President of the Ploughshares Fund Joseph Cirincione has explained very clearly in his recently-published book that the US nuclear arsenal is still configured to counter the threats of any kind of nuclear attack from Russia. Rather, in his view, reconfiguring nuclear force to combat the actual twenty-first-century threat environment could reduce force numbers without sacrificing vital military missions.
But the US administration is not ready to reduce its nuclear arsenal, failing to appreciate the fact that nuclear weapons are becoming strategically irrelevant in today’s world. The truth is that US nuclear deterrent could make Russian troops pull out of Ukraine and spending more money is not going to stop Russian President Vladimir Putin from challenging the US in Europe.

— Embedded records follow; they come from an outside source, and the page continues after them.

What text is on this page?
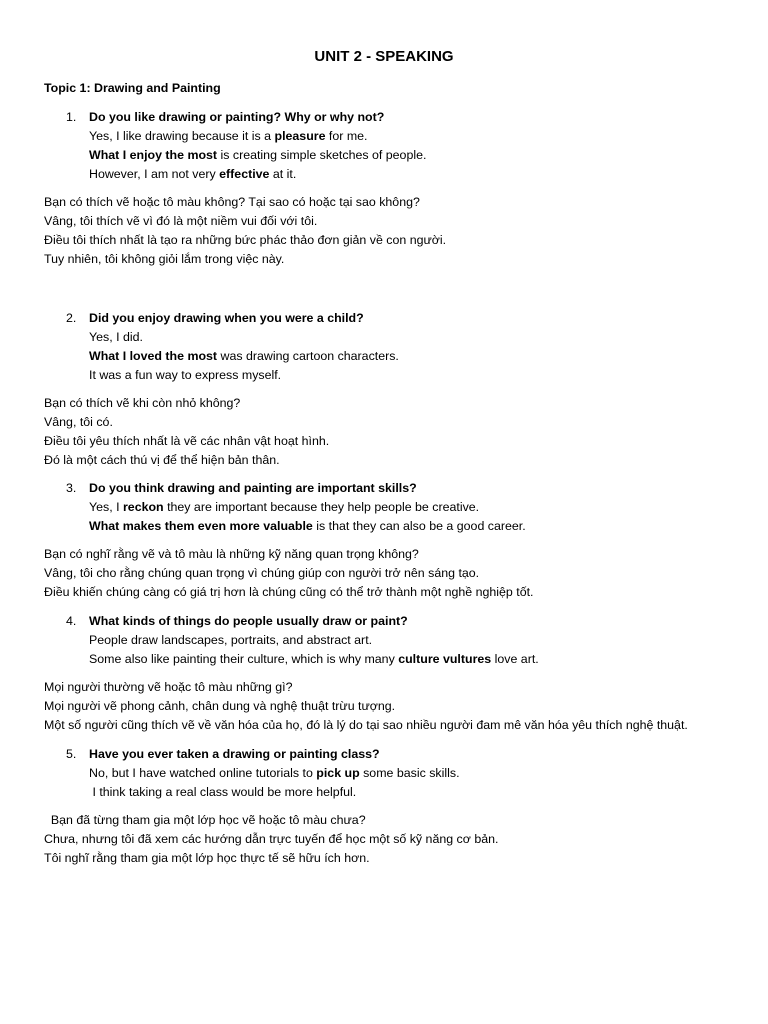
UNIT 2 - SPEAKING
Topic 1: Drawing and Painting
1. Do you like drawing or painting? Why or why not?
Yes, I like drawing because it is a pleasure for me.
What I enjoy the most is creating simple sketches of people.
However, I am not very effective at it.
Bạn có thích vẽ hoặc tô màu không? Tại sao có hoặc tại sao không?
Vâng, tôi thích vẽ vì đó là một niềm vui đối với tôi.
Điều tôi thích nhất là tạo ra những bức phác thảo đơn giản về con người.
Tuy nhiên, tôi không giỏi lắm trong việc này.
2. Did you enjoy drawing when you were a child?
Yes, I did.
What I loved the most was drawing cartoon characters.
It was a fun way to express myself.
Bạn có thích vẽ khi còn nhỏ không?
Vâng, tôi có.
Điều tôi yêu thích nhất là vẽ các nhân vật hoạt hình.
Đó là một cách thú vị để thể hiện bản thân.
3. Do you think drawing and painting are important skills?
Yes, I reckon they are important because they help people be creative.
What makes them even more valuable is that they can also be a good career.
Bạn có nghĩ rằng vẽ và tô màu là những kỹ năng quan trọng không?
Vâng, tôi cho rằng chúng quan trọng vì chúng giúp con người trở nên sáng tạo.
Điều khiến chúng càng có giá trị hơn là chúng cũng có thể trở thành một nghề nghiệp tốt.
4. What kinds of things do people usually draw or paint?
People draw landscapes, portraits, and abstract art.
Some also like painting their culture, which is why many culture vultures love art.
Mọi người thường vẽ hoặc tô màu những gì?
Mọi người vẽ phong cảnh, chân dung và nghệ thuật trừu tượng.
Một số người cũng thích vẽ về văn hóa của họ, đó là lý do tại sao nhiều người đam mê văn hóa yêu thích nghệ thuật.
5. Have you ever taken a drawing or painting class?
No, but I have watched online tutorials to pick up some basic skills.
I think taking a real class would be more helpful.
Bạn đã từng tham gia một lớp học vẽ hoặc tô màu chưa?
Chưa, nhưng tôi đã xem các hướng dẫn trực tuyến để học một số kỹ năng cơ bản.
Tôi nghĩ rằng tham gia một lớp học thực tế sẽ hữu ích hơn.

Another manifestation of American nuclear hypocrisy is its open support for Israel’s undeclared nuclear status. US successive administrations have always refused to pressure Israel over its nuclear programme. After 2002, much media attention has focused on the hysteria surrounding the Iranian nuclear enterprise while Israel’s rapidly growing nuclear capabilities have been largely ignored. There is no strong evidence to suggest that Israel’s undeclared nuclear arsenal helped increase its security or bring stability to the region. Rather, it has been a destabilising force.
In fact, Israeli governments have repeatedly made threats of a nuclear attack on Arab countries in order to further Israel’s negative ambitions in the Middle East. Ariel Sharon, the former Israeli prime minister, is often quoted as saying, “Arabs may have the oil but we have the matches.” More alarmingly, the US policy of acquiescence in Israel’s nuclear programme has provided an impetus to Iraq, Syria, Iran and other Arab nations to explore the possibility of nuclear weapons – universally acknowledged as a threat to human survival on this planet.
Israel’s nuclear status gave Saddam Hussein a strong incentive to pursue a nuclear weapons programme in the 1980s and early 1990s. Israel has always refused to ratify the NPT, the Comprehensive Test Ban Treaty and the Chemical Weapons Convention. Israel’s refusal to join these treaties has not only undermined the global non-proliferation regime, its worst consequences have appeared in the form of mass proliferation of biological and chemical weapons in Egypt, Syria and Iraq with the purpose to offset Israel’s military dominance in the region.
Israel’s possession of chemical and biological weapons has seriously undermined the moral authority of the US stance, which requires Iran to comply with the NPT and international law. The US cannot assume a leading role in ongoing global nuclear nonproliferation efforts without discarding its hypocritical stance.